1968: Confessions of a Thirteen Year Old

In 1968, I was in the 7th grade, thirteen, no longer a child but sometimes a girl thriving on drama and crazy about boys and sometimes a budding adult becoming cognizant of the bigger picture, a new citizen of the wider world. 

Our family ate supper at 6 o’clock, which was also the time when Channel 5 broadcast the evening news, and my dad started leaving the TV on while we ate. There was a lot of news. The Summer of Love was over. The Tet Offensive raged in Vietnam. The President signed the Fair Housing Act. There was unrest on college campuses and in cities. Sometimes protest was peaceful, and sometimes it was violent. Sometimes it was about war, and sometimes it was about race.

The images on TV were supplemented by images in the Raleigh newspaper and in magazines like Life and Time. Men in helmets, squadrons of helicopters, fringe-wearing hippies, dogs and water canons, and people flashing the peace sign, and the first photo of the Earth rising above the moon’s surface taken from a spacecraft in orbit. Robert Kennedy lying on the floor in a hotel kitchen. Martin Luther King, Jr., lying on a hotel balcony. A line of black men walking down the sidewalk wearing signs that said I Am a Man. On their right stood soldiers toting bayonetted guns and on their left were tanks in the street.

In my small town, the local newspaper didn’t carry these kinds of photos. Instead, there were scenes from the high school football game and headshots of local politicians and beaming garden club award recipients. Once there was a picture of me when I was the diving champion at the pool. There was news, too, without pictures, news about the ongoing litigation over the court-ordered desegregation of our school system. 

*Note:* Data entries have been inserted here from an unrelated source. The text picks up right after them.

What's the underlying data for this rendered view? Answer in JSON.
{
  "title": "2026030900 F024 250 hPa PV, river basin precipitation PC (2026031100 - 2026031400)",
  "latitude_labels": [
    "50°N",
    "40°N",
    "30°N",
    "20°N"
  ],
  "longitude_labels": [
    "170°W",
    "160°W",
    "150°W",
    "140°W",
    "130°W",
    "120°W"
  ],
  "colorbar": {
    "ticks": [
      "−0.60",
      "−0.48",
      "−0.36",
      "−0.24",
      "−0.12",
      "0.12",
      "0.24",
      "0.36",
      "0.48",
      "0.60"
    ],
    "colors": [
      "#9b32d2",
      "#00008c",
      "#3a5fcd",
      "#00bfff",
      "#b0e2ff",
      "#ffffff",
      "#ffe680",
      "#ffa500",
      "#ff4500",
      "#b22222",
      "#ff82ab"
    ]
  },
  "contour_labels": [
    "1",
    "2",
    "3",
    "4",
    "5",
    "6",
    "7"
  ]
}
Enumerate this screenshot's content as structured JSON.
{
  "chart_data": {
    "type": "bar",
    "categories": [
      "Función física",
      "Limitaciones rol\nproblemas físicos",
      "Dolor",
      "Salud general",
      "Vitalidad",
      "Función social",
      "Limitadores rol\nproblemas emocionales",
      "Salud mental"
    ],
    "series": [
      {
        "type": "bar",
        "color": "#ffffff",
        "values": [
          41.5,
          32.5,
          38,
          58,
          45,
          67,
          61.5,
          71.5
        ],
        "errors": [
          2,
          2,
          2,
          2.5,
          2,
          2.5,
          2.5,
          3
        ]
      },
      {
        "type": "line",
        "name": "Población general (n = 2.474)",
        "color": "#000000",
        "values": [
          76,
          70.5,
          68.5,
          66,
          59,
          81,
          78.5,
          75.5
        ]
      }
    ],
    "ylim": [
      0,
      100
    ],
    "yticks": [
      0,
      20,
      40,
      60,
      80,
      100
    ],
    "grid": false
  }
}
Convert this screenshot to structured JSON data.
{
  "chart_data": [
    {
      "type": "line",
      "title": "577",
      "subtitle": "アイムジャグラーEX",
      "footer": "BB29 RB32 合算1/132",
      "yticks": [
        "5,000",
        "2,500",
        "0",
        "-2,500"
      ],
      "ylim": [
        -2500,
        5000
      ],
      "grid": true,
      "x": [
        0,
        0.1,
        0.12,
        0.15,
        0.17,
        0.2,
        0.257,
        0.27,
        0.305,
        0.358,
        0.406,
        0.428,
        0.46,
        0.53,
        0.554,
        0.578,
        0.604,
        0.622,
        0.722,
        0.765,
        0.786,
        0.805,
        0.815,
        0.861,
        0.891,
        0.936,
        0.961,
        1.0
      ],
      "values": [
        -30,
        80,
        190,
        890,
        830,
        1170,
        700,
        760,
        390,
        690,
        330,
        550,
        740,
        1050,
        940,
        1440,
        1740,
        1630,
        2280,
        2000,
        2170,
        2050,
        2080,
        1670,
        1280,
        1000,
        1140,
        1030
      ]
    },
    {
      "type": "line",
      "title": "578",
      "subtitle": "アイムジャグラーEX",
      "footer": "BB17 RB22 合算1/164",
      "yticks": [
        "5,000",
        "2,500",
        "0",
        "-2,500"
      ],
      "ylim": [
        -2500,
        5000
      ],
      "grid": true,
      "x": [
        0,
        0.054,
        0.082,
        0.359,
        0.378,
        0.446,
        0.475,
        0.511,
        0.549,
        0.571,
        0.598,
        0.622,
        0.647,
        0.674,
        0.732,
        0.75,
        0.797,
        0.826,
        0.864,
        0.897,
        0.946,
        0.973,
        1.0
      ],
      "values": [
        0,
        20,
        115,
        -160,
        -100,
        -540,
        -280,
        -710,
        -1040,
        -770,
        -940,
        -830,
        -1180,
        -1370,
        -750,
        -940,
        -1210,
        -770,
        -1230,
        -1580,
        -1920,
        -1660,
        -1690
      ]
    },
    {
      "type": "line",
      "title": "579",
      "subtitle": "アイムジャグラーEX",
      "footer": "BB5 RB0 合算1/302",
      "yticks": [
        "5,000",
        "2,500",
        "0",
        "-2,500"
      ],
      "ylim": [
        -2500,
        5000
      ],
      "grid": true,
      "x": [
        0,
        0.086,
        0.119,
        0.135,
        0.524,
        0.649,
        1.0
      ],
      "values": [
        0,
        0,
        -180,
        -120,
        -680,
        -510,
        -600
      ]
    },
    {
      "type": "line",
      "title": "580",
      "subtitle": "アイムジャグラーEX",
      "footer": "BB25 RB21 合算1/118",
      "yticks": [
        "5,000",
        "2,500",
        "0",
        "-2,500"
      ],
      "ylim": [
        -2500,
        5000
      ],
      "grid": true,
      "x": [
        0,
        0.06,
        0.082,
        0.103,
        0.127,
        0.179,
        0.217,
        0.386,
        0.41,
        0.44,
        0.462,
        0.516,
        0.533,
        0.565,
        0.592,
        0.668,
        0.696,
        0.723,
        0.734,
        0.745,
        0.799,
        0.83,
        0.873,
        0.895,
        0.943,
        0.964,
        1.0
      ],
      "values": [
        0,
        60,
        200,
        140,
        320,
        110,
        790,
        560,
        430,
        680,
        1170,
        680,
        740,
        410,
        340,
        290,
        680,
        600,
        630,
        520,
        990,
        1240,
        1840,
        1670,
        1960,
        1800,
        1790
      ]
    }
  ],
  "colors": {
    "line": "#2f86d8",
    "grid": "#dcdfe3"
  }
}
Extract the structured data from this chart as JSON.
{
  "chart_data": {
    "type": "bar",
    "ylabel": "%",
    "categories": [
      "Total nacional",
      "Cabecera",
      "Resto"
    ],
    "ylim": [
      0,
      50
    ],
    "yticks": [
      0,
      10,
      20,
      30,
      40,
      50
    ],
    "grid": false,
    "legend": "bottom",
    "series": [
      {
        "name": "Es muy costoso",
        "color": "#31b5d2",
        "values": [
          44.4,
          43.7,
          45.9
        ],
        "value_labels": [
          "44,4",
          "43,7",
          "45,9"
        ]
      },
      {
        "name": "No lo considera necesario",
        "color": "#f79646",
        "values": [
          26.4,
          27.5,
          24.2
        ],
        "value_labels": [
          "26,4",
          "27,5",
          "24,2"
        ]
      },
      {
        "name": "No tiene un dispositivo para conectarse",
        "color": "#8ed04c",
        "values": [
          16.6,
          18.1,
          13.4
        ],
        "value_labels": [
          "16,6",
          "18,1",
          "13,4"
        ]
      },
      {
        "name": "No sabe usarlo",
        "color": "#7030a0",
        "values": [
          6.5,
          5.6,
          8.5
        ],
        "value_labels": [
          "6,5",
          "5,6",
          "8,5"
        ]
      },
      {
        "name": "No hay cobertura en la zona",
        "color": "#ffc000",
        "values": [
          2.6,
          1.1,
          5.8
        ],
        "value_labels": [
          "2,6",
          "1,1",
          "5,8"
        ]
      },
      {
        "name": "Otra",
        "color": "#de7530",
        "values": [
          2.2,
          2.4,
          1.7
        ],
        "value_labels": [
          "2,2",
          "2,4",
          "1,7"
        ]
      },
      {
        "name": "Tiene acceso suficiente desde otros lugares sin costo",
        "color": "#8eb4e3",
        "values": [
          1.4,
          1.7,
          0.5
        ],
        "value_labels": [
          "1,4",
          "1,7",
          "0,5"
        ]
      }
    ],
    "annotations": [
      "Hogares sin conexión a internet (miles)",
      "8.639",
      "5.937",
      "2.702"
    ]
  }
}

The writeups identified by name and address the black families that had applied for their children to attend to the white school. To my school. The school board gave out those names and addresses to be published, that was news, but what was not reported was when white people in my town went to those addresses and poured oil in their wells or fired shots into their windows or when a cross was burned in their yard in the middle of the night.

And certainly it was never published that some white boys in my brother’s class threw the books of their one black classmate - his name was Jerome - into the toilet that they had just used. It was my brother who told me that.

On April 3, 1968, the night before he was killed in Memphis, Tennessee, The Rev. Dr. Martin Luther King, Jr. gave a speech in support of the sanitation workers who were on strike in the aftermath of the deaths of two workers taking shelter in a garbage truck during a rainstorm. The sanitation workers were the ones who wore the signs that said, I Am a Man. 

In his speech he called to mind the story of the Good Samaritan, who stopped to help a man who had fallen among thieves on the way to Jericho. He was left for dead on the side of the road, and a Levite and a priest passed him by. They didn’t stop to help the fallen man. 

Dr. King imagined that the priest and the Levite were afraid that they might be robbed and beaten too. He imagined that they said to themselves, “If I stop to help this man, what will happen to me?” But then the Good Samaritan, a man of another tribe, a hated tribe, came by, and he reversed the question and said. “If I do not stop to help this man, what will happen to him?” And so he stopped and bound up the man’s wounds and carried him to safety.

On April 4, 1968 Dr. King’s life was ended at age 39. Our local paper was published only twice a week, so the next edition after his death is dated April 9. The headline read: Quiet returns to our community following weekend of violence, arson, and high tension. The article noted broken windows around town, two fires, and the theft of some whisky. The April 11 edition included a story reporting that despite what the courts said, the school board believed it was not responsible for the violent activities of the Ku Klux Klan against black families who had applied to white schools whose addresses were published in the paper. 

I was just 13 with the world coming into focus. It made an impression on me that there were people who had to wear signs saying they were human.


anne said…
oh, penny, i'm so thankful for you! for how you see the world and how you express what you see. now i know these traits go back to your girlhood. this was the first thing i read this morning. what a great way to start my day!
I, too, was in the 7th grade. Those were indeed dark days. My town was small (pop. 3,000). We did not see violent resistance, but everyone was unsettled. I remember that night when the news came on TV about King's assassination. My parents were shocked, my grandmother had to sit down in dismay. The next day at school one of my friends said, "We won!"

In the years that followed, I thought I saw significant progress. Indeed, we have come a long way toward equality, but recent years have shown us that we still have a long, long way to go.
My town was the same size. I believe we have tried to gloss over this wound in our society, and so it cannot heal but continues to fester.